Na prática, o modelo utiliza fontes renováveis, como energia solar ou eólica. Além disso, inclui baterias para garantir o fornecimento de energia mesmo quando não há geração.
Por isso, o SIGFI destaca a importância do armazenamento no setor elétrico. As baterias armazenam a energia gerada durante o dia e permitem seu uso em outros momentos. Assim, os sistemas oferecem mais autonomia e ampliam o acesso à eletricidade em regiões remotas.
Como funciona o sistema SIGFI
O SIGFI atende apenas uma unidade consumidora, como uma residência ou pequeno estabelecimento. Portanto, cada sistema é dimensionado conforme a necessidade de consumo.
O conjunto normalmente inclui módulos fotovoltaicos, controlador de carga, inversor e banco de baterias. Durante o dia, os painéis geram energia para uso imediato. Ao mesmo tempo, o sistema armazena o excedente nas baterias. Depois, essa energia pode ser utilizada à noite ou em períodos sem geração.
Solução para regiões sem rede elétrica
Sistemas SIGFI ajudam a ampliar o acesso à energia em regiões remotas.
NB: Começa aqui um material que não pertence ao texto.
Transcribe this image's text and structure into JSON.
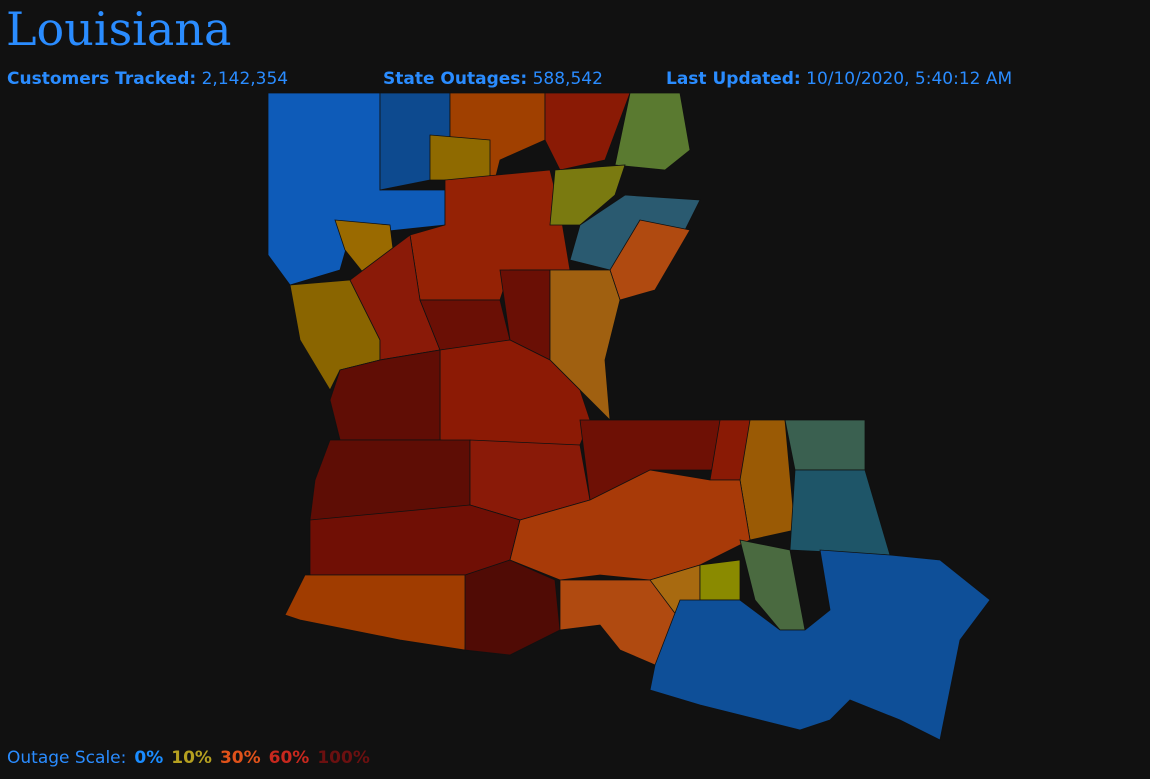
{
  "header": {
    "title": "Louisiana",
    "stats": [
      {
        "label": "Customers Tracked:",
        "value": "2,142,354"
      },
      {
        "label": "State Outages:",
        "value": "588,542"
      },
      {
        "label": "Last Updated:",
        "value": "10/10/2020, 5:40:12 AM"
      }
    ]
  },
  "scale": {
    "label": "Outage Scale:",
    "steps": [
      {
        "label": "0%",
        "color": "#1a8cff"
      },
      {
        "label": "10%",
        "color": "#b5a020"
      },
      {
        "label": "30%",
        "color": "#e0521a"
      },
      {
        "label": "60%",
        "color": "#c8281e"
      },
      {
        "label": "100%",
        "color": "#6b1010"
      }
    ]
  }
}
Por exemplo, programas de eletrificação rural utilizam essa tecnologia para atender comunidades isoladas.
Um dos principais exemplos é o Programa Luz para Todos. A iniciativa leva energia a áreas rurais, ribeirinhas e localidades de difícil acesso.
Nesses casos, o sistema isolado evita a necessidade de expandir redes elétricas por longas distâncias. Dessa forma, o fornecimento de energia se torna mais viável e eficiente.
Armazenamento ganha espaço no setor elétrico
O funcionamento do SIGFI mostra uma tendência clara no setor energético. O uso de sistemas de armazenamento cresce rapidamente, principalmente com o avanço das fontes renováveis.
Além disso, as baterias ajudam a equilibrar a geração intermitente da energia solar e eólica. Como resultado, o sistema elétrico ganha mais estabilidade.
Assim, soluções como o SIGFI demonstram na prática como o armazenamento pode ampliar o acesso à eletricidade e fortalecer a transição energética.